Les syndicats de la SNCF unissent leurs forces pour une grève prévue le mercredi 10 juin, marquant un moment crucial dans le paysage social de l'entreprise. Selon des sources internes, ce jour-là, des perturbations significatives sont à anticiper sur l'ensemble du réseau, alors que le plan de transport reste à confirmer.
« Cette grève est un signal fort que nous envoyons à la direction», a déclaré Thierry Nier, secrétaire général de la CGT Cheminots, lors d'une conférence de presse. La grève, qui implique les quatre principaux syndicats (CGT, Unsa, Sud-Rail et CFDT), est la première depuis l’arrivée de Jean Castex à la direction de la SNCF. C'est «une véritable occasion de faire entendre notre voix collective», insiste Fabrice Charrière d’Unsa Ferroviaire.

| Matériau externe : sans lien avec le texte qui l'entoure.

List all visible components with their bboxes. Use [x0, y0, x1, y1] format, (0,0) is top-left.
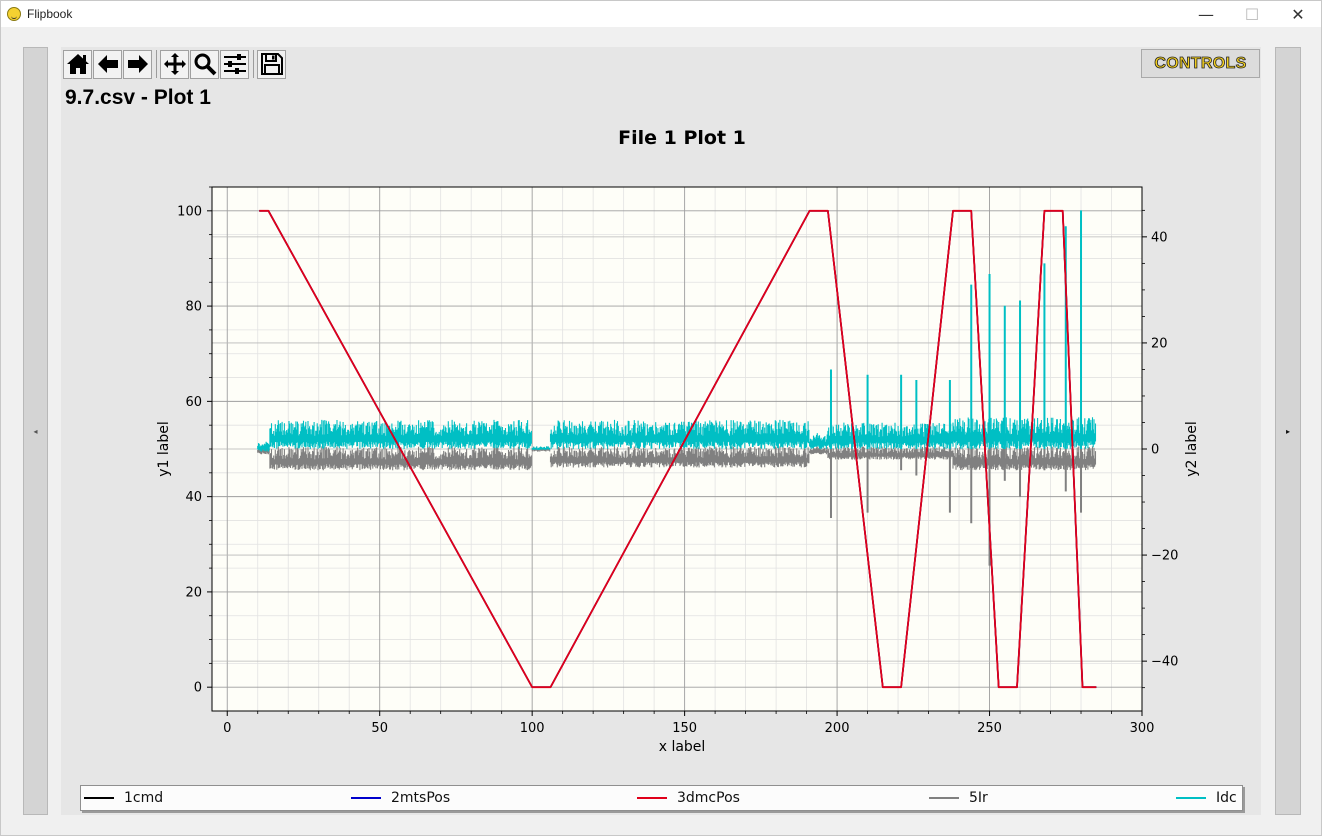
legend-item-idc[interactable]: Idc: [1176, 790, 1237, 806]
x-tick-label: 300: [1130, 721, 1155, 736]
legend-item-2mtspos[interactable]: 2mtsPos: [351, 790, 450, 806]
maximize-button[interactable]: ☐: [1244, 4, 1260, 24]
series-3dmcpos: [259, 209, 1097, 689]
legend-item-1cmd[interactable]: 1cmd: [84, 790, 163, 806]
legend-swatch: [637, 797, 667, 799]
pan-icon: [163, 53, 186, 75]
y-tick-label: 60: [185, 395, 202, 410]
x-axis-label: x label: [659, 739, 706, 755]
series-idc: [257, 210, 1097, 452]
forward-arrow-icon: [127, 55, 148, 73]
previous-page-button[interactable]: ◂: [23, 47, 48, 815]
configure-subplots-icon: [223, 54, 246, 74]
plot-panel: CONTROLS 9.7.csv - Plot 1 0 50 100 150 200 25…: [61, 47, 1261, 815]
legend-swatch: [351, 797, 381, 799]
toolbar-separator: [156, 50, 157, 78]
legend-item-5ir[interactable]: 5Ir: [929, 790, 988, 806]
y-tick-label: 100: [177, 204, 202, 219]
next-page-button[interactable]: ▸: [1275, 47, 1301, 815]
navigation-toolbar: [63, 49, 287, 79]
close-button[interactable]: ✕: [1291, 4, 1305, 24]
y-tick-label: 0: [194, 681, 202, 696]
legend-label: 5Ir: [969, 790, 988, 806]
y2-tick-label: 0: [1151, 443, 1159, 458]
zoom-button[interactable]: [190, 49, 219, 79]
x-tick-label: 250: [977, 721, 1002, 736]
y2-tick-label: 20: [1151, 336, 1168, 351]
title-bar: Flipbook — ☐ ✕: [1, 1, 1321, 27]
minimize-button[interactable]: —: [1198, 4, 1214, 24]
flipbook-app-icon: [7, 7, 21, 21]
x-tick-label: 100: [520, 721, 545, 736]
x-tick-label: 50: [371, 721, 388, 736]
chart[interactable]: 0 50 100 150 200 250 300 0 20 40 60 80 100 −40 −20 0 20 4…: [61, 47, 1261, 785]
y2-tick-label: 40: [1151, 230, 1168, 245]
window-title: Flipbook: [27, 7, 73, 21]
x-tick-label: 200: [825, 721, 850, 736]
legend-label: Idc: [1216, 790, 1237, 806]
chart-legend: 1cmd 2mtsPos 3dmcPos 5Ir Idc: [80, 785, 1243, 811]
home-icon: [66, 54, 89, 74]
y2-tick-label: −40: [1151, 655, 1178, 670]
back-arrow-icon: [97, 55, 118, 73]
save-button[interactable]: [257, 49, 286, 79]
legend-label: 1cmd: [124, 790, 164, 806]
x-tick-label: 150: [672, 721, 697, 736]
y2-tick-label: −20: [1151, 549, 1178, 564]
legend-label: 2mtsPos: [391, 790, 451, 806]
legend-item-3dmcpos[interactable]: 3dmcPos: [637, 790, 740, 806]
pan-button[interactable]: [160, 49, 189, 79]
configure-subplots-button[interactable]: [220, 49, 249, 79]
legend-swatch: [84, 797, 114, 799]
window-controls: — ☐ ✕: [1183, 1, 1321, 27]
series-5ir: [257, 446, 1097, 566]
zoom-icon: [194, 53, 216, 76]
y-tick-label: 80: [185, 300, 202, 315]
legend-label: 3dmcPos: [677, 790, 740, 806]
chevron-left-icon: ◂: [33, 426, 38, 436]
home-button[interactable]: [63, 49, 92, 79]
save-icon: [260, 53, 283, 75]
y-tick-label: 20: [185, 585, 202, 600]
forward-button[interactable]: [123, 49, 152, 79]
y-tick-label: 40: [185, 490, 202, 505]
y2-axis-label: y2 label: [1184, 421, 1200, 477]
x-tick-label: 0: [223, 721, 231, 736]
toolbar-separator: [253, 50, 254, 78]
chart-title: File 1 Plot 1: [618, 127, 746, 149]
back-button[interactable]: [93, 49, 122, 79]
legend-swatch: [929, 797, 959, 799]
y-axis-label: y1 label: [156, 421, 172, 477]
page-title: 9.7.csv - Plot 1: [65, 86, 211, 109]
controls-button[interactable]: CONTROLS: [1141, 49, 1260, 78]
series-band: [257, 417, 1097, 452]
legend-swatch: [1176, 797, 1206, 799]
chevron-right-icon: ▸: [1285, 426, 1290, 436]
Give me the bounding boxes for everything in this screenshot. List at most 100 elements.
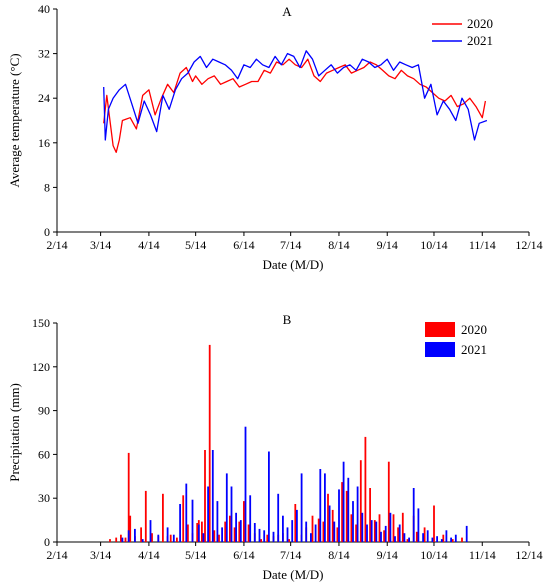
bar [268,451,270,542]
y-tick-label: 32 [38,47,50,61]
bar [373,520,376,542]
bar [423,527,426,542]
bar [342,461,345,542]
bar [333,521,336,542]
bar [129,515,132,542]
x-tick-label: 2/14 [46,238,67,252]
bar [352,501,354,542]
x-tick-label: 2/14 [46,548,67,562]
bar [328,505,331,542]
bar [204,450,206,542]
bar [277,493,280,542]
bar [433,505,435,542]
y-tick-label: 90 [38,404,50,418]
bar [162,493,164,542]
bar [397,527,399,542]
bar [324,473,326,542]
legend: 2020 2021 [432,16,493,48]
x-tick-label: 11/14 [469,238,496,252]
bar [282,515,284,542]
bar [208,344,211,542]
bar [406,539,409,542]
bar [305,521,308,542]
bar [454,534,457,542]
bar [375,521,378,542]
bar [286,527,289,542]
x-tick-label: 6/14 [233,548,254,562]
bar [380,531,382,542]
bar [440,539,443,542]
bar [319,469,322,542]
bar [310,533,312,542]
bar [451,539,454,542]
bar [311,515,314,542]
y-axis-label: Average temperature (°C) [7,53,22,187]
bar [445,530,448,542]
bar [244,426,247,542]
bar [213,530,216,542]
legend-label: 2020 [467,16,493,31]
bar [249,495,252,542]
bar [450,537,452,542]
bar [347,477,350,542]
bar [109,539,111,542]
bar [369,488,371,542]
bar [238,521,241,542]
legend-swatch-2020 [425,322,455,337]
x-tick-label: 8/14 [328,548,349,562]
bar [187,524,189,542]
bar [201,521,203,542]
x-tick-label: 3/14 [90,548,111,562]
bar [120,534,122,542]
bar [230,486,233,542]
bar [317,518,320,542]
bar [157,534,160,542]
bar [182,495,185,542]
bar [422,533,424,542]
y-tick-label: 40 [38,2,50,16]
bar [338,489,340,542]
x-tick-label: 5/14 [185,238,206,252]
bar [172,534,175,542]
bar [124,537,127,542]
bar [366,524,368,542]
bar [127,452,130,542]
bar [356,486,359,542]
x-tick-label: 4/14 [138,548,159,562]
bar [355,524,357,542]
bar [260,539,262,542]
y-tick-label: 150 [32,316,50,330]
bar [345,490,348,542]
x-tick-label: 10/14 [420,548,447,562]
bar [403,533,406,542]
series-bars-2020 [109,344,463,542]
bar [461,537,463,542]
bar [415,531,418,542]
bar [218,534,220,542]
y-tick-label: 120 [32,360,50,374]
bar [176,537,178,542]
bar [266,534,269,542]
y-tick-label: 0 [44,225,50,239]
series-bars-2021 [121,426,468,542]
y-tick-label: 8 [44,180,50,194]
bar [426,530,429,542]
bar [291,520,294,542]
bar [412,488,415,542]
precipitation-chart: 0 30 60 90 120 150 2/14 3/14 4/14 5/14 6/14 7/14 8/1… [7,312,543,582]
bar [442,534,445,542]
y-tick-label: 0 [44,535,50,549]
bar [235,512,237,542]
bar [141,539,144,542]
y-axis-label: Precipitation (mm) [7,383,22,482]
bar [134,528,136,542]
bar [331,509,334,542]
bar [327,493,329,542]
x-tick-label: 9/14 [377,548,398,562]
bar [216,501,219,542]
bar [359,460,362,542]
bar [378,514,381,542]
bar [394,536,396,542]
bar [364,436,367,542]
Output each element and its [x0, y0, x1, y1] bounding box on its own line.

Les syndicats prévoient un taux élevé de participation, Julien Troccaz de Sud-Rail affirmant que «les salariés des différentes filiales seront massivement en grève». Ils anticipent un soutien significatif parmi les cheminots, soulignant l’importance de cette mobilisation face aux défis contemporains rencontrés par les employés.
Le choix de la date de la grève n'est pas anodin. Fabrice Charrière explique que «ce jour a été choisi délibérément pour ne pas pénaliser excessivement les usagers». Cela témoigne d'une stratégie réfléchie de la part des syndicats, qui cherchent à faire entendre leurs revendications tout en minimisant l'impact sur le public.
Pour faire face à cette contestation, la SNCF annonce des mesures d’urgence. Une source proche a indiqué : «Nous nous préparons à toute éventualité et mobiliserons probablement des cadres pour atténuer les perturbations.» Cependant, cette stratégie pourrait ne pas suffire à pallier les absences massives anticipées, laissant présager un réseau ferroviaire fortement perturbé.
Les revendications des syndicats incluent le souhait de retrouver une unité sociale, fragilisée selon eux par la réduction des recrutements au statut. «La détérioration de nos conditions de travail ne peut plus durer», interpelle Thierry Nier. Le sujet des salaires est également central dans le débat actuel, alors que l'inflation continue de peser sur le pouvoir d'achat des cheminots. Les syndicats appellent à des augmentations salariaux qui soient à la fois justes et durables.
La situation est d’autant plus préoccupante avec des rapports récents faisant état d'une hausse alarmante des accidents de travail et une détérioration de la santé mentale des salariés, comme l’a rapporté un article de Le Figaro. «Notre entreprise souffre d’un mal-être profond», a signalé Charrière.
Les syndicats se montrent fermes : «S’il n’y a pas de réponse claire à nos demandes, nous envisagerons des actions supplémentaires», a mis en garde Julien Troccaz, exhortant la direction à agir rapidement. Une réunion intersyndicale est programmée le 11 juin, et les syndicats sont pressants pour avancer une rencontre avec Jean Castex fixée au 23 juin.
Les cheminots attendent des actes concrets de la direction, prêts à défendre leurs droits et leurs conditions de travail de manière déterminée.